Comment by shadowgovt
1 month ago
Every time I see people talk about 'dead internet' I think about what web sites looked like before Google dropped PageRank into the whole ecosystem and utterly killed the utility of putting huge blobs of black-on-black text at the bottom of a page for keyword-match purposes. This was then shortly followed by Google becoming so popular they could use user behavior itself as a signal for site quality (much to the chagrin of every new publisher ever who suddenly had a catch-22 of "Nobody visits my site because Google won't uprank it because nobody visits my site").

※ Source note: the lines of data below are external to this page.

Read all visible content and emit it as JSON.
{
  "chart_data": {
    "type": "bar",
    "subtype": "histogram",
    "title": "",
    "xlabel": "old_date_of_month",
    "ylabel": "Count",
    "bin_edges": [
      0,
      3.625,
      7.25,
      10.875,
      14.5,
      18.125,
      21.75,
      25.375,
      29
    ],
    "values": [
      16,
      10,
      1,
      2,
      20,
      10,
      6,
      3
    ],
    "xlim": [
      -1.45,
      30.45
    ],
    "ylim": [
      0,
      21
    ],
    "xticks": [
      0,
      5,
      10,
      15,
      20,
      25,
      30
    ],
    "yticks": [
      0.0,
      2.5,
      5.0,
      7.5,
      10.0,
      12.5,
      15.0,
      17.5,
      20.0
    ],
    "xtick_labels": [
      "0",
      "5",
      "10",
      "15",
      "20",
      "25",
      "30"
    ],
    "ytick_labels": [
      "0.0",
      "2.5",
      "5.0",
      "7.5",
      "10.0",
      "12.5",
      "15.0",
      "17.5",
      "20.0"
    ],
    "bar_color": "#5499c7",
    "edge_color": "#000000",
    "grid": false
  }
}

The Internet has never been dead. Or alive. Ever since it escaped its comfortable cage in the university / military / small-clique-of-corporations ecosystem and became a thing "anyone" can see and publish on, there has forever been a push-pull between "People wanting to use this to solve their problems" and "People wanting eyeballs on their content, no matter the reason." We're just in an interesting local minimum where the ability to auto-generate human-shaped content has momentarily overtaken the tools search engines (and people with their own brains) use to filter useful from useless, and nobody has yet come up with the PageRank-equivalent nuclear weapon to swing the equation back again.
I'm giving it time, and until it happens I'm using a smaller list of curated sites I mostly trust to get me answers or engage with people I know IRL (as well as Mastodon, which mostly escapes these effects by being bad at transiting novelty from server to server), because thanks to the domain name ownership model pedigree of site ownership still mostly matters.